As far as Zeimens can tell, that makes Sunrise the oldest mined area to be documented in North America, he said.
“There’s nothing like this site on the continent,” he said while setting up a small exhibit on his findings in the YMCA building, which will serve as an events center during the festivities.
The dig, which is funded through a consortium of private donors, could be developed into a tourist attraction with the right support, Zeimens said.
When he bought the land, Voight didn’t realize he’d also become the owner of an extensive collection of ancient artifacts. Everything Zeimens and others find on the land technically belong to him. But Voight said he knows this is bigger than him as an individual.

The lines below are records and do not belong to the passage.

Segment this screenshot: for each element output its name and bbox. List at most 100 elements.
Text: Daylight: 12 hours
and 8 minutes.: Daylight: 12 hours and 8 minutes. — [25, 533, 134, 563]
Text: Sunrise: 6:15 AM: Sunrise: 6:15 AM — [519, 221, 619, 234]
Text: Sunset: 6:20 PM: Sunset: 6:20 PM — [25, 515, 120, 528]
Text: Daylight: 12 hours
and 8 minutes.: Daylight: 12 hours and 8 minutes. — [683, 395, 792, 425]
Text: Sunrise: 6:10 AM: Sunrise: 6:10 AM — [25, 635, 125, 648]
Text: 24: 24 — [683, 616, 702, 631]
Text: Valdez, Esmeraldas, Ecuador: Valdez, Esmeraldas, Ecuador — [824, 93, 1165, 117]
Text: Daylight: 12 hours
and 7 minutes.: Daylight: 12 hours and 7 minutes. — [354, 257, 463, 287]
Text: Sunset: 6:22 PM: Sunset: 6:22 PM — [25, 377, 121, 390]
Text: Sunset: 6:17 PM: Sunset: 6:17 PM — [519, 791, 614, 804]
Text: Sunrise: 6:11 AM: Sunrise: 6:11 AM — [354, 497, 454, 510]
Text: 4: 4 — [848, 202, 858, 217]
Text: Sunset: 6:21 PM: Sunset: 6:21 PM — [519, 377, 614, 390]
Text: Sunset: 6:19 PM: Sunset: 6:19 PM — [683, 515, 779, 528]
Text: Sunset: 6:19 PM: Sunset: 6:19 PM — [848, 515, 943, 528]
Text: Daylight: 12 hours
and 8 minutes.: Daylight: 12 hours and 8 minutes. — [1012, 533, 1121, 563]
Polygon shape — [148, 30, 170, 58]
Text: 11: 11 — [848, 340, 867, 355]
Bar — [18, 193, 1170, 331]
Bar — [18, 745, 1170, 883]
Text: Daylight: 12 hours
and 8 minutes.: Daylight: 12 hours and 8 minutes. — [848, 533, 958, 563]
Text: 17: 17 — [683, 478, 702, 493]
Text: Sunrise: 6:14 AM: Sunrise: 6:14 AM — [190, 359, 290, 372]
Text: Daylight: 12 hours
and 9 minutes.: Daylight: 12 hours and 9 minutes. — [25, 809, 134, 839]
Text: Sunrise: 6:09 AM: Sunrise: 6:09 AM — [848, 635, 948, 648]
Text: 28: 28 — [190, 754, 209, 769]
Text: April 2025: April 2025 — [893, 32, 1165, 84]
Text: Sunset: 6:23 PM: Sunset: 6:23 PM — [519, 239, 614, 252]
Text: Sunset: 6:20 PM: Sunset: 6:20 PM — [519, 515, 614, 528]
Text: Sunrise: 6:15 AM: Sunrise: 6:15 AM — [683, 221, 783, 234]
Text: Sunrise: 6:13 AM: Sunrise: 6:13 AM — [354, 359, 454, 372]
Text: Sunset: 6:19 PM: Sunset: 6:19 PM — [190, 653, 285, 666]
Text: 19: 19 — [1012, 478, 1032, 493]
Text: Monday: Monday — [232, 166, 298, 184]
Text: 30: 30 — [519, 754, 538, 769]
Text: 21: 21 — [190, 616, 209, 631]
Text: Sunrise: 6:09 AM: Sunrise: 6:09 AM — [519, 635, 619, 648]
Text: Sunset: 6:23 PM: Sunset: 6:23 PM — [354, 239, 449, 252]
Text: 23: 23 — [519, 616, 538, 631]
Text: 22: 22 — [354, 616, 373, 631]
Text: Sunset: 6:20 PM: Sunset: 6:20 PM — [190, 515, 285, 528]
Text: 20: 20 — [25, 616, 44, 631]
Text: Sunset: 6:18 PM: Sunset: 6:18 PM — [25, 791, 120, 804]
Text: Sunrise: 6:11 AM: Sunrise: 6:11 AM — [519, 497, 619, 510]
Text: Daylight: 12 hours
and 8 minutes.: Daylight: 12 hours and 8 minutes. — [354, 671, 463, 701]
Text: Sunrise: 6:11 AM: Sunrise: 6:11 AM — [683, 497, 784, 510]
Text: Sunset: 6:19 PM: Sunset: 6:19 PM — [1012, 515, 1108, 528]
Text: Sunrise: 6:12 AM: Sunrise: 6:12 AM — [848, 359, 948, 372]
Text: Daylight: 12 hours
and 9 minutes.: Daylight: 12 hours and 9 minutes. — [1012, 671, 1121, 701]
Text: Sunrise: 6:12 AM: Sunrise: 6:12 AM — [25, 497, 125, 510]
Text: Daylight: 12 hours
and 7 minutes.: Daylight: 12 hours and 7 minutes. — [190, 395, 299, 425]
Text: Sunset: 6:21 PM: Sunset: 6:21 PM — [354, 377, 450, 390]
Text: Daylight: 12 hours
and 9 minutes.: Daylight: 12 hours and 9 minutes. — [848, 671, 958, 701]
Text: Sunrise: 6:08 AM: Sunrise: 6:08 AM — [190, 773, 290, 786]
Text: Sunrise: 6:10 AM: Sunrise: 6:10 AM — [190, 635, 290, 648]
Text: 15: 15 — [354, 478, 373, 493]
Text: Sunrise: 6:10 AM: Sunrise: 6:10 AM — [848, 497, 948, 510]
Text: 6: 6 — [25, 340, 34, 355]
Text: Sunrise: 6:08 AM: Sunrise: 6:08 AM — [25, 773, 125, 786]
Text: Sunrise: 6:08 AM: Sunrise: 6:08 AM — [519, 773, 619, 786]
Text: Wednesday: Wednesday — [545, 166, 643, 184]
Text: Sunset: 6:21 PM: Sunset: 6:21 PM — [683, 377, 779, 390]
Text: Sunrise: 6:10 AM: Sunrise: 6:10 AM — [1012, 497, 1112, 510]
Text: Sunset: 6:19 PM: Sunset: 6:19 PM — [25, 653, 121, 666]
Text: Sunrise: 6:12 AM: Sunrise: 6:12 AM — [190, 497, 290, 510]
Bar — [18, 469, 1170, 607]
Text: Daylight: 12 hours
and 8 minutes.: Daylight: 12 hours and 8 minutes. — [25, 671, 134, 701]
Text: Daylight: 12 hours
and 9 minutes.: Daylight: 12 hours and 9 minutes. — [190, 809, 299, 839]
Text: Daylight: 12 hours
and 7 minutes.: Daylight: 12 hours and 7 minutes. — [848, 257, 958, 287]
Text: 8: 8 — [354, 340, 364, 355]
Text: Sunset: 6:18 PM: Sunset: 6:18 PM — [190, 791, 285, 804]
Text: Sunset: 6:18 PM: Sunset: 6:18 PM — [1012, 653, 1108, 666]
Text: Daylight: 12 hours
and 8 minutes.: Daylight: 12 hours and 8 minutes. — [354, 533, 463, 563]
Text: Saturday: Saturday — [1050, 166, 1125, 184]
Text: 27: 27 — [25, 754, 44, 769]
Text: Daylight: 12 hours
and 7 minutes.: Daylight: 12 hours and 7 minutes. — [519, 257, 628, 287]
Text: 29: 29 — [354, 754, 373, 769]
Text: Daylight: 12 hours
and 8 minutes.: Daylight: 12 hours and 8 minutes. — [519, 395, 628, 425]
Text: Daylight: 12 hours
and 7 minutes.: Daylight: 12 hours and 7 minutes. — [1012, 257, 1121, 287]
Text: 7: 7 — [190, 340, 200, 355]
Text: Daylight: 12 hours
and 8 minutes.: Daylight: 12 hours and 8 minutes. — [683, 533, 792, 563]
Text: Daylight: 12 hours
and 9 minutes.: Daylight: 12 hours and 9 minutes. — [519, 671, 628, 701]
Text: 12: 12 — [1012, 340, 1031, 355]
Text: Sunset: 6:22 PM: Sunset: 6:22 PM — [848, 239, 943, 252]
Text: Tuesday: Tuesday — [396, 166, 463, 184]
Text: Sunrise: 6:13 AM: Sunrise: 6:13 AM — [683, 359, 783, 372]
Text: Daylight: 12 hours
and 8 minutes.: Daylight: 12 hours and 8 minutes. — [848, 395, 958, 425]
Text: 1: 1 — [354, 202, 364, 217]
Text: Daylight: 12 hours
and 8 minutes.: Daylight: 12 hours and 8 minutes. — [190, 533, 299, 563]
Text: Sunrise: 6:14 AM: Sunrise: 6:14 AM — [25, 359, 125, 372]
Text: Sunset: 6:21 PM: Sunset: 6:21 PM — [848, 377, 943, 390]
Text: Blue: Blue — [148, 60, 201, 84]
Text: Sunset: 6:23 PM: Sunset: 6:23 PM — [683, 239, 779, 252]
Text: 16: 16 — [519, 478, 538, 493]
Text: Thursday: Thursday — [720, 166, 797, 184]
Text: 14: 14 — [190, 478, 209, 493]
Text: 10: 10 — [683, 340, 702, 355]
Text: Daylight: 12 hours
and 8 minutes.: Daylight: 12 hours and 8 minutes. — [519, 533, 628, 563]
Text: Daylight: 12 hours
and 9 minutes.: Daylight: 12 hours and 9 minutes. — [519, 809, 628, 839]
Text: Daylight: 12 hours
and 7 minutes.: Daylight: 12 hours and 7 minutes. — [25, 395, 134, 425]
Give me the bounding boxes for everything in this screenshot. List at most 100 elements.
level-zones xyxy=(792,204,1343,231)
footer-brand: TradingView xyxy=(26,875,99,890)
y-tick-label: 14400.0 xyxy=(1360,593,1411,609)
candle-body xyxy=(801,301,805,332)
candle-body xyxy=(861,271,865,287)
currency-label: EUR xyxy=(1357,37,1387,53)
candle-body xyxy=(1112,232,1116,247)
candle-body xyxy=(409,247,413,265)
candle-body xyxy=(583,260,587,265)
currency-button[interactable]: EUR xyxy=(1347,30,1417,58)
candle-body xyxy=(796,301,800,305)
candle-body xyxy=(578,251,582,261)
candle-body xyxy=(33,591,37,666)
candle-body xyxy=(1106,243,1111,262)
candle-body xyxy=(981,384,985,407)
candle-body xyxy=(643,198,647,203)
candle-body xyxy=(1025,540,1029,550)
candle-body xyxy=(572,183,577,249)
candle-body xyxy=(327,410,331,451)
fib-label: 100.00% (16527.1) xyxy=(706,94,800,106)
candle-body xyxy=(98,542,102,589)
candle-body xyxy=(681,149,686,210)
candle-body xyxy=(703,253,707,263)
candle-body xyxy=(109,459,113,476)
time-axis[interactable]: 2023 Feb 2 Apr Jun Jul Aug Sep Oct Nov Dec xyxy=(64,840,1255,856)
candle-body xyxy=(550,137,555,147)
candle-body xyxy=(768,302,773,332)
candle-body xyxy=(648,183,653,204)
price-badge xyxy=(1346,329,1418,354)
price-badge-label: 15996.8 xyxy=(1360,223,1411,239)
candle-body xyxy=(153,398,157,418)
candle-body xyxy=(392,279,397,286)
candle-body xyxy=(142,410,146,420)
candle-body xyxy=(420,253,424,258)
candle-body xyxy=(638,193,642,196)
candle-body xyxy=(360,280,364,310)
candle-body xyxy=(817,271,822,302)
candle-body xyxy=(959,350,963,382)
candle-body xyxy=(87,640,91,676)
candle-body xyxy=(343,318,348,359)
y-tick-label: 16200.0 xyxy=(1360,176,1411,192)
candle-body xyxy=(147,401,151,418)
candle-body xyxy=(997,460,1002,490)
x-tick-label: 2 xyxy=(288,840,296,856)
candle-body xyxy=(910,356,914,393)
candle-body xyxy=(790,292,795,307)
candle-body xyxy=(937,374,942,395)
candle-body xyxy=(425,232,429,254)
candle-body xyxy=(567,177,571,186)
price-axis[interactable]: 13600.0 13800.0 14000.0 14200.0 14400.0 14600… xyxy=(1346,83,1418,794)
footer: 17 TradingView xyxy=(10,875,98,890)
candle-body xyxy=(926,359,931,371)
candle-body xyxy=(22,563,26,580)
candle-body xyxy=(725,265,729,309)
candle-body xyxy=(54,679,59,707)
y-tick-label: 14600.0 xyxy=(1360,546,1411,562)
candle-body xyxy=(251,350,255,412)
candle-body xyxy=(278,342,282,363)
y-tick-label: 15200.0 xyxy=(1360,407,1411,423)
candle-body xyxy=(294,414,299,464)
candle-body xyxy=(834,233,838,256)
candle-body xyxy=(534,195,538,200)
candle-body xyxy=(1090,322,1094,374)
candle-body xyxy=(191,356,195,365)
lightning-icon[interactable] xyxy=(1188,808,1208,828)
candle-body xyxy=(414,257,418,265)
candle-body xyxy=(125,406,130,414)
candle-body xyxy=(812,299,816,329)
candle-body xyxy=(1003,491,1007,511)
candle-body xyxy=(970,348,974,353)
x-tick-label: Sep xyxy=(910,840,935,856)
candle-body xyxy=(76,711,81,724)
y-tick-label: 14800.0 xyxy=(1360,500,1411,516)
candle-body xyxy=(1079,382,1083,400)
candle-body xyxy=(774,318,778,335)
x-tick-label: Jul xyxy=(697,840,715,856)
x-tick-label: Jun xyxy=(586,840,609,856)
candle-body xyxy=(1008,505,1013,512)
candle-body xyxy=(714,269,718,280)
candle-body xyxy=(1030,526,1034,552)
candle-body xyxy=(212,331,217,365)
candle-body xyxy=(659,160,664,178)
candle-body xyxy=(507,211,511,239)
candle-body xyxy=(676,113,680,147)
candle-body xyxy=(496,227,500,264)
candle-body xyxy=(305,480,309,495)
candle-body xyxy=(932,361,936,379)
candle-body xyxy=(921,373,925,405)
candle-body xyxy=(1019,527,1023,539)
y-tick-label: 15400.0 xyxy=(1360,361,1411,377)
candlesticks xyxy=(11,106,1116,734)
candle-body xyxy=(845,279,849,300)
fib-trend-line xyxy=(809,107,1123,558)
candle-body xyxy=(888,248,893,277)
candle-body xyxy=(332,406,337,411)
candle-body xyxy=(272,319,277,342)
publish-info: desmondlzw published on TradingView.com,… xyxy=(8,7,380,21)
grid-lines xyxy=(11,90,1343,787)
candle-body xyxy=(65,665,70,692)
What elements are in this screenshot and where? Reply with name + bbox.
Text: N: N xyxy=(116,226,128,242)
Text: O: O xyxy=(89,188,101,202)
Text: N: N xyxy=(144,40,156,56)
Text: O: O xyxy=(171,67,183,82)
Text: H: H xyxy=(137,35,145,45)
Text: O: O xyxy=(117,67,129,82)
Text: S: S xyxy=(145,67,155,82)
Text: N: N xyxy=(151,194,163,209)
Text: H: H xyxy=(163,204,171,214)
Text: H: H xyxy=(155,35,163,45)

“In a nutshell, it doesn't really belong to us,” Zeimens said. “It doesn’t really belong to Voight. It belongs to all of us. To humanity."
“Research will hopefully be going on here 100 years after we’re dead and gone,” he added.
One thing remains consistent in Sunrise, despite changes in ownership or mining operations — the bright red dirt.
The dashboard, the floor, the white paint of Voight’s truck was coated in a fine coat of red dust that settles quickly into the creases of your palms. On the dash sat a worn book, “Sunrise: a Chronology of a Wyoming Mine."
“It’s my Bible,” he said, hopping into the driver’s seat. “I always keep it with me."
He cherishes the place he has called home. Naturally gregarious, he spoke with his hands as he described the landscape as seen from his truck window — occasionally letting go of the steering wheel altogether. He noted the layers of rock and dirt, described how the pigeons that live in the abandoned pit mine sound like a faraway train when they coo simultaneously.
In his research about Sunrise, he found that the miners’ sweat often became red after working in the dirt for so long. After all the work he’s put into his town, his sweat is tinged as well.
“I sweat red every day,” he said, smiling beneath his cap that probably would have been green, save the red dust embedded in its fabric.
But along with innumerable stories and facts, Sunrise has given him empty space and quiet. It suits him, he said. He has time — or at least, will have time after eclipse festivities are finished — to sit quietly and think. Or, even better, he said, sit and not think at all.
“I’ve never been bored once in my life, or lonely,” he said, looking out from the plateau above the town where the eclipse visitors will experience the morning dusk. “But this is where I’m most calm."
But for at least one weekend, he's willing to give up that solitude so that others can come to appreciate the land he calls home. The visitors have been warned about the dirt and how it seeps into your clothes and skin. The website suggests wearing dark-soled shoes. Inevitably, however, some of that red dirt will journey back with the travelers to their respective homes.
“That’s just part of Sunrise — it sticks with you,” Josie said.